William Carey International University
- Type: Private
- Established: 1977
- President: Paul Cornelius, PhD
- Academic staff: 8 full-time (11 Field Personnel)
- Administrative staff: 12
- Postgraduates: 5 (2022)
- Location: Pasadena, California, United States
- Colors: Green and Gold
- Website: www.wciu.edu

= William Carey International University =

William Carey International University (WCIU) is a private faith-based university in Pasadena, California, USA, that provides distance education programs. WCIU offers online-only graduate degree programs in International Development with various specializations and is affiliated with several Christian non-governmental organizations.

The institution was founded in 1977 by Ralph D. Winter, a Presbyterian missiologist who also established the U.S. Center for World Mission. The school also publishes books on culture and global issues. It is named for William Carey (1761–1834), a British missionary who worked in India.

== History ==
William Carey International University (WCIU) was incorporated in February 1977, and licensed by the state of California to grant degrees. The university was founded under the leadership of Dr. Ralph D. Winter, who led the effort to purchase the 17-acre campus and housing of the former Nazarene College. WCIU was established to provide education to improve international development practices.

Dr. Winter envisioned a holistic curriculum that integrated history with social sciences, focusing exclusively on international development with an emphasis on practical, field-based experimentation. The university would employ a diverse, experienced, and dispersed faculty using a mentored approach to education, and would work closely with non-governmental voluntary agencies worldwide. In 1978, the State of California granted WCIU institutional approval to offer Bachelor of Arts, Master of Arts, and Doctor of Philosophy degrees in International Development. The university was based on the education by extension model without residency requirements.

Initially, WCIU granted only the Doctor of Philosophy degree in international development. By 1994, the university had nine graduates.

Shortly after the PhD program was started, WCIU began offering BA and MA degrees in international development with specializations in intercultural communications, intercultural studies, community development, applied linguistics, and TESOL.

Between 1994 and 2006, WCIU Faculty focused on developing, implementing, and revising its patented World Christian Foundations (WCF) curriculum, intended "to re-engineer the liberal arts and seminary curricula into an integrated framework that looks at God’s global purposes throughout history." This course became the foundation of WCIU’s BA and MA degree programs.

After the death in 2009 of Dr. Winter, Dr. Beth Snodderly was appointed an interim president and served until January 2016. In May 2017, Dr. Kevin Higgins was appointed as president.

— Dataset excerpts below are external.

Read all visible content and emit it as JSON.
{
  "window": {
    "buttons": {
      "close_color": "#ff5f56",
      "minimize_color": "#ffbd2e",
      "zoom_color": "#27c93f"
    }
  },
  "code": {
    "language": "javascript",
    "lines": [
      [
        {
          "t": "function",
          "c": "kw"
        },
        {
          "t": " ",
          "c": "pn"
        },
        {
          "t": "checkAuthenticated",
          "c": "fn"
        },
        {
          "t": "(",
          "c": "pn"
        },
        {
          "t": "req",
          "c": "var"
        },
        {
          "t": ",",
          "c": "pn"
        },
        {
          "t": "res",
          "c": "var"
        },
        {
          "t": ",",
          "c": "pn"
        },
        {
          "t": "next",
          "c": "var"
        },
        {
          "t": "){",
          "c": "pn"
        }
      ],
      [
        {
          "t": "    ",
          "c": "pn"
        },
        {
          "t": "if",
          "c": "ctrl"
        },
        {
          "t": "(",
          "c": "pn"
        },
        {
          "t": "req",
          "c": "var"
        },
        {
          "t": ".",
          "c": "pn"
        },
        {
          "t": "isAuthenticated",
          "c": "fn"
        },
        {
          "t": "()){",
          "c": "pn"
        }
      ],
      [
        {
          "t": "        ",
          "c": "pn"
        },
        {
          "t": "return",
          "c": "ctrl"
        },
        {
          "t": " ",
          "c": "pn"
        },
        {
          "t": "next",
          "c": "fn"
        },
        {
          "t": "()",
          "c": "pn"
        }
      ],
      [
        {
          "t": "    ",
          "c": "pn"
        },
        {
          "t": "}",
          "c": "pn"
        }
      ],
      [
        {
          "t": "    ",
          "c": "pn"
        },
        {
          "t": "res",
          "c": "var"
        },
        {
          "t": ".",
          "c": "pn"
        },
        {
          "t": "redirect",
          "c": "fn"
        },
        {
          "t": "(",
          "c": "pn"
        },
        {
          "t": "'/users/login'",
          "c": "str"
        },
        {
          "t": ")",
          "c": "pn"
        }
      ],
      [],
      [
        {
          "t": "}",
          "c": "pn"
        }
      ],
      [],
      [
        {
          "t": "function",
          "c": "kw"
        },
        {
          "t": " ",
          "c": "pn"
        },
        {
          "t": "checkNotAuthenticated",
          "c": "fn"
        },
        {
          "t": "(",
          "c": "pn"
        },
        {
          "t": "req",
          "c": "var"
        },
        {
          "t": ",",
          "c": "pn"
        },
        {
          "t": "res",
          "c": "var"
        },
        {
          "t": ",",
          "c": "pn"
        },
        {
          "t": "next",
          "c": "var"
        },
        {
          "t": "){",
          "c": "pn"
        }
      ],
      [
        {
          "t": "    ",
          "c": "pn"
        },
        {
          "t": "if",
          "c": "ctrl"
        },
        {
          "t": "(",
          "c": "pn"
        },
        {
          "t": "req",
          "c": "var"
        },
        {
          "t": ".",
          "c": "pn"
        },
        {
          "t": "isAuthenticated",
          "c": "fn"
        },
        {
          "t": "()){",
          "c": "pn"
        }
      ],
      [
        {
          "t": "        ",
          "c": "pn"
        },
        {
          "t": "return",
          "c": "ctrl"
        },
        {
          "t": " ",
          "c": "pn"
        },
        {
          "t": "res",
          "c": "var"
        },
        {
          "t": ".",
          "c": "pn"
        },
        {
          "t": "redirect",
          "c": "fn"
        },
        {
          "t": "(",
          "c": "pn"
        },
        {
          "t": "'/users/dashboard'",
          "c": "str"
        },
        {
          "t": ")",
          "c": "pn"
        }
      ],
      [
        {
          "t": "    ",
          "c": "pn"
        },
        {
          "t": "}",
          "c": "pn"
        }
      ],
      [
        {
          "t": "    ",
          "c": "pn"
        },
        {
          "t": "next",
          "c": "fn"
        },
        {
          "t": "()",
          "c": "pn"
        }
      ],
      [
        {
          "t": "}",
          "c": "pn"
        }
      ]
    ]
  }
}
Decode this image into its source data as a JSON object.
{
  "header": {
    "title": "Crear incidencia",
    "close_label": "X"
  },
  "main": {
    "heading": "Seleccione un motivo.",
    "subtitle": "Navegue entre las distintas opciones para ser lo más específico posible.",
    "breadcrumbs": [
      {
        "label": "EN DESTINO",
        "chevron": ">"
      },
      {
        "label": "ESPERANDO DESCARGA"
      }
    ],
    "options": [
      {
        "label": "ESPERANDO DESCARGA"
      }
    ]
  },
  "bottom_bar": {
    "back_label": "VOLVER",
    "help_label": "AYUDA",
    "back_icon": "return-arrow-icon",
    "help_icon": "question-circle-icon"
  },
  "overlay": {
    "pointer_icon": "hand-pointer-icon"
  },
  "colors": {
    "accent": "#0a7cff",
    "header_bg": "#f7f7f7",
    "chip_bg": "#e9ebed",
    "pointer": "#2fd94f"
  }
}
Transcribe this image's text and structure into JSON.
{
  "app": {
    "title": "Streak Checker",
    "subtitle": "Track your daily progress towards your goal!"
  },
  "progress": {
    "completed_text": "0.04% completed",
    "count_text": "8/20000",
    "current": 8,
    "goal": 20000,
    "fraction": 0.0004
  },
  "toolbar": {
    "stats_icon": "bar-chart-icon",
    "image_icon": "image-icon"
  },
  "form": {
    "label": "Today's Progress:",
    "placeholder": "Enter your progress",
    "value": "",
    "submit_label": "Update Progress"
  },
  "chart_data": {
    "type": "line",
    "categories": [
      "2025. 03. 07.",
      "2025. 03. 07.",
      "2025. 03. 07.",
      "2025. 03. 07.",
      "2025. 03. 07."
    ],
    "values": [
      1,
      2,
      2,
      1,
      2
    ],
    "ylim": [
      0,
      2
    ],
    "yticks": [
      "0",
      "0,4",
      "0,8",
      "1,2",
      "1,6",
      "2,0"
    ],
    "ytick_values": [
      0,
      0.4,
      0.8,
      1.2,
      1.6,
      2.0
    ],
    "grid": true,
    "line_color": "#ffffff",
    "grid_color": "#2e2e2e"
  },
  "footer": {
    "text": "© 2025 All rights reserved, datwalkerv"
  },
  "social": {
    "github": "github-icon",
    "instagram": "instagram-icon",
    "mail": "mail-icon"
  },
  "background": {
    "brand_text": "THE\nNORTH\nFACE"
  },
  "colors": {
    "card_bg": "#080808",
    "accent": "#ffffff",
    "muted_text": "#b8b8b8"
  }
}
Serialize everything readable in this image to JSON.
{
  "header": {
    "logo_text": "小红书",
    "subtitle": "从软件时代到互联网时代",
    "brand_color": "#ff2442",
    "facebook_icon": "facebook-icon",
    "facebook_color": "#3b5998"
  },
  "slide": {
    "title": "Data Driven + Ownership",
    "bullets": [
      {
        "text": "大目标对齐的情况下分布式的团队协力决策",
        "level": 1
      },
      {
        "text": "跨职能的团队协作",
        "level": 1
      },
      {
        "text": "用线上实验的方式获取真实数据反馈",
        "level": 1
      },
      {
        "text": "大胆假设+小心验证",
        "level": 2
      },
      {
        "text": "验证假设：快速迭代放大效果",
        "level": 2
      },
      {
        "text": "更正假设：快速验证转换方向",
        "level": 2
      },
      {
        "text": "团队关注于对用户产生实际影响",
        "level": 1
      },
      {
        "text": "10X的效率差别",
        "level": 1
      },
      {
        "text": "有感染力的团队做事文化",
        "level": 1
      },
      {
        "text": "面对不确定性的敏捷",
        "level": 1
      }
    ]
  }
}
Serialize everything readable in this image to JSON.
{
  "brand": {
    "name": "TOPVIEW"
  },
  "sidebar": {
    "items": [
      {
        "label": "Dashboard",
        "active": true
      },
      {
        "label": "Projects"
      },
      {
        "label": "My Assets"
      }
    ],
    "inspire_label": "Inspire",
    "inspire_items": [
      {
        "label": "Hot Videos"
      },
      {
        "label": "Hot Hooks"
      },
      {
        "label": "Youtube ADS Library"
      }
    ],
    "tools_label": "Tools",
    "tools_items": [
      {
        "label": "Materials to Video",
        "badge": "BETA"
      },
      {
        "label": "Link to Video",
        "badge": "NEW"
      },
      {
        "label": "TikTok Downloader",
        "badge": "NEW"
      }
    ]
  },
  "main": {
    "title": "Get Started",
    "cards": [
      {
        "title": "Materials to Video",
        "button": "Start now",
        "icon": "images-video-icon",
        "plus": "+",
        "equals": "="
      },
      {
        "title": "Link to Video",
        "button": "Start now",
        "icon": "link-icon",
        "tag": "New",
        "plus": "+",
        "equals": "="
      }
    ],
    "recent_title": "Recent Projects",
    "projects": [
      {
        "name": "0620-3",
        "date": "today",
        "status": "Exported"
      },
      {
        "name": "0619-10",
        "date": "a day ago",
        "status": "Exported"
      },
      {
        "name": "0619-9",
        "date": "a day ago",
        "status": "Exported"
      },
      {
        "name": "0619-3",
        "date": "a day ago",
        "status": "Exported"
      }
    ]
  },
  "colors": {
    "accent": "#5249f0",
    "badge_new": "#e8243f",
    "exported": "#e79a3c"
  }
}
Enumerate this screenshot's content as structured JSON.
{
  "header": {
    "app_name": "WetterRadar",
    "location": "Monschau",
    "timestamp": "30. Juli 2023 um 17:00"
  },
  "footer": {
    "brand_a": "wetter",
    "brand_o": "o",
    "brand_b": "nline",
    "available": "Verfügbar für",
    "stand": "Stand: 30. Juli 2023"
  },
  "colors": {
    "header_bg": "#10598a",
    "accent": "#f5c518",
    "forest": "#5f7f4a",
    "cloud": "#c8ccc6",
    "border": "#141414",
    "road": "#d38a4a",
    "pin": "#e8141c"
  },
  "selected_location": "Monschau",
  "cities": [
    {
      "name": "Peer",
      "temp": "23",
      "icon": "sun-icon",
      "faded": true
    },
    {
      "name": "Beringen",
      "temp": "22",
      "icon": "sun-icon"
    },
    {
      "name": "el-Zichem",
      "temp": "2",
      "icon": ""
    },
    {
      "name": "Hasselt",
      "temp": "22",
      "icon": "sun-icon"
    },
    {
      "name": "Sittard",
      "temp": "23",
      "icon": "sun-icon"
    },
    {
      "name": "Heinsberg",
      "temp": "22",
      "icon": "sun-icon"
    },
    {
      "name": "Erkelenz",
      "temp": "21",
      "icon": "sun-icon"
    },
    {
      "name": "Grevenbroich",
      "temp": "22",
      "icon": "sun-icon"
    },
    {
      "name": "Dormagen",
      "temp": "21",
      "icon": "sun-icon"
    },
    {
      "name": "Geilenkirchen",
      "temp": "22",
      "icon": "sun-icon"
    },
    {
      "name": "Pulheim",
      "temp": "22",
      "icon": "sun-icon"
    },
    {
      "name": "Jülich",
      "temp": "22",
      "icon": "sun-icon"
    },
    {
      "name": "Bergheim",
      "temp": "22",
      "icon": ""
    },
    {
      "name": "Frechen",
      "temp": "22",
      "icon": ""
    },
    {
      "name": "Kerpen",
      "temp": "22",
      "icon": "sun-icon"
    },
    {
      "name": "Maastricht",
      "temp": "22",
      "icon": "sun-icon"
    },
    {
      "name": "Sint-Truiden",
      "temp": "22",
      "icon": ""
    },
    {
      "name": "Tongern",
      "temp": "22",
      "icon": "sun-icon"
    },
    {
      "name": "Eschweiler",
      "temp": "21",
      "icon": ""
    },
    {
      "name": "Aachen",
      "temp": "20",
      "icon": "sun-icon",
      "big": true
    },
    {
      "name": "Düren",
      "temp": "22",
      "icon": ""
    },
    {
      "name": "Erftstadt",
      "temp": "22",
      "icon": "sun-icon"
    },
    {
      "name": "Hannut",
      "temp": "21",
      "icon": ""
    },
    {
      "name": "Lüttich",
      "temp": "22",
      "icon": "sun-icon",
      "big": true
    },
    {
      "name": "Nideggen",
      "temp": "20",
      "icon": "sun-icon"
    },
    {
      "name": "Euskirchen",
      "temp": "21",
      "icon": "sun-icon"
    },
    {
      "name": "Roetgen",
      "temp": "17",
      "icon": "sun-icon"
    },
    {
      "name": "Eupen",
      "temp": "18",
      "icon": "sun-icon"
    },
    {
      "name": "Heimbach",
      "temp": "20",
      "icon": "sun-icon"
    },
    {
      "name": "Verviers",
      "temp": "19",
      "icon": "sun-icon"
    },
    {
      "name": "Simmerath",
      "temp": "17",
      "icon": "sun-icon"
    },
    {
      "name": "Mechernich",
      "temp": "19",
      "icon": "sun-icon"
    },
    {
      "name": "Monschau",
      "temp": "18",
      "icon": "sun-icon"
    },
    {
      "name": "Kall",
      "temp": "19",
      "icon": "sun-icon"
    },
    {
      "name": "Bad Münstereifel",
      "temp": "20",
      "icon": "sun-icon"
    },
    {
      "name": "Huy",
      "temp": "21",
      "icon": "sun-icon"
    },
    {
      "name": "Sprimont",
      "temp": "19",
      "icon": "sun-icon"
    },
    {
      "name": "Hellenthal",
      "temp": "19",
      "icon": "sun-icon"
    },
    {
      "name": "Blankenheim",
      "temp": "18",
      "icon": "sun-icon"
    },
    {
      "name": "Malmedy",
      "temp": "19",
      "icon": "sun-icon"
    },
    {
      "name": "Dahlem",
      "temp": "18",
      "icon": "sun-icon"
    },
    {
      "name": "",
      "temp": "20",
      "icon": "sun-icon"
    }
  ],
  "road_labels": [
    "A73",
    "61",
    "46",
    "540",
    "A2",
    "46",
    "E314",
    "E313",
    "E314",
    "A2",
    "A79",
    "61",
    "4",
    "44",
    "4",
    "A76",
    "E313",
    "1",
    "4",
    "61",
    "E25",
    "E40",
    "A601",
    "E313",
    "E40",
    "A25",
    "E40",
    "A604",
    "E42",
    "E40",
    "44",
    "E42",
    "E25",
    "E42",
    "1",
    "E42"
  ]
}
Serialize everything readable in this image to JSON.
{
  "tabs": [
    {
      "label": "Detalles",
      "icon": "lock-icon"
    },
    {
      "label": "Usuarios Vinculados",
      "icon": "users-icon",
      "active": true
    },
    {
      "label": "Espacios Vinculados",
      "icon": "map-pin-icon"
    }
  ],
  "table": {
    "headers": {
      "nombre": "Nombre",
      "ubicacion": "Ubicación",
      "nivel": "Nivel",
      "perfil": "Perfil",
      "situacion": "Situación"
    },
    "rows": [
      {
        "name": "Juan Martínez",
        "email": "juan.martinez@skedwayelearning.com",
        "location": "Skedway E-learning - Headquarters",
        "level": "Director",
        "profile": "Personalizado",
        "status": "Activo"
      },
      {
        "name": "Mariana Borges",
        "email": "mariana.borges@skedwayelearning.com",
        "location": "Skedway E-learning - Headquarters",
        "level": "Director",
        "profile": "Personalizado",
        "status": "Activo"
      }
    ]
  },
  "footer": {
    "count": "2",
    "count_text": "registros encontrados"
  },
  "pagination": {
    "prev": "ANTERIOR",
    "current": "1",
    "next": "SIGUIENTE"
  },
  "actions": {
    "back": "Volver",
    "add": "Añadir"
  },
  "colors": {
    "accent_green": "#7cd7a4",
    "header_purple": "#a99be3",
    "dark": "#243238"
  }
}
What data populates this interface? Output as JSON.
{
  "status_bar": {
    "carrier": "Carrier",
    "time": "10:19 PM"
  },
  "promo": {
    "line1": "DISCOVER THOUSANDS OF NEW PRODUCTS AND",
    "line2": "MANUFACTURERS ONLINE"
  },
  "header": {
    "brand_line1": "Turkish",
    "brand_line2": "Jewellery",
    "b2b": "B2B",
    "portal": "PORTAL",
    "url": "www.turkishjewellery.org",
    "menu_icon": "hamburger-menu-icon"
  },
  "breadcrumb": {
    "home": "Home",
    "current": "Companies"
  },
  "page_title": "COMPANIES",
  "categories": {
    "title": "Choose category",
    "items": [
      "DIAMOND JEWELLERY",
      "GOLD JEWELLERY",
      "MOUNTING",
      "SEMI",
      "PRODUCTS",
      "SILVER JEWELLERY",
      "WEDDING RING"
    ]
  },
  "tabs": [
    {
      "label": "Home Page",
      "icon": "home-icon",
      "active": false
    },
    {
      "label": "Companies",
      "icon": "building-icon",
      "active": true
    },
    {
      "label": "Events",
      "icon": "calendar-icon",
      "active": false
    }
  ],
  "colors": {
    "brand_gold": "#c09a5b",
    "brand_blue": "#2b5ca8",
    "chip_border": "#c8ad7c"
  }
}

In 2013, the university decided to focus on graduate programs and ceased enrollments in the BA in international development degree program. In a further effort to refine the university’s mission, the Ph.D. degree program entered into a teach-out phase and ceased enrollments in 2015. Students have been notified they have until July 2020 to finish their PhD degree program. In 2019 there were a total of 51 students, of which 28 were PhD students. The university continues to focus on the MA in international development degree program, which focuses on social, cultural, and religious factors that have affected global development throughout history.

In 2019, the campus in Pasadena was sold to EF Education First, which has a plan to establish a private boarding high school.

==Accreditation==
WICU was founded in 1977 and is a private not for profit institution, approved by the California Bureau for Private Postsecondary Education to offer M.A. and Ph.D. degrees in international development. This license does not imply an endorsement or recommendation by the Bureau. The Bureau inspected WCIU on January 4, 2013.

WCIU’s degree programs are currently accredited by the Distance Education Accreditation Council, which is an accreditor recognized by the U.S Department of Education. WCIU currently offers a Master of Arts in development studies and Master of Arts in transformational urban leadership (MATUL). (https://www.wciu.edu Sep. 2022)

The Christian education organization the International Council for Higher Education has also validated these programs.

==Library==
Kenneth Scott Latourette is honored at the campus of William Carey International University. The main library building is named after Latourette.

Latourette Library holds the following collections:
- Ralph D. Winter's books and archives
- Donald McGavran
- A special South Asia collection
- A nomadic peoples collection
- All books published by the school
- Student Theses and Dissertations

==Notable alumni==
- Vishal Mangalwadi

==See also==
- Providence Christian College in Pasadena California, which collaborates on the Venture Center campus with WCIU.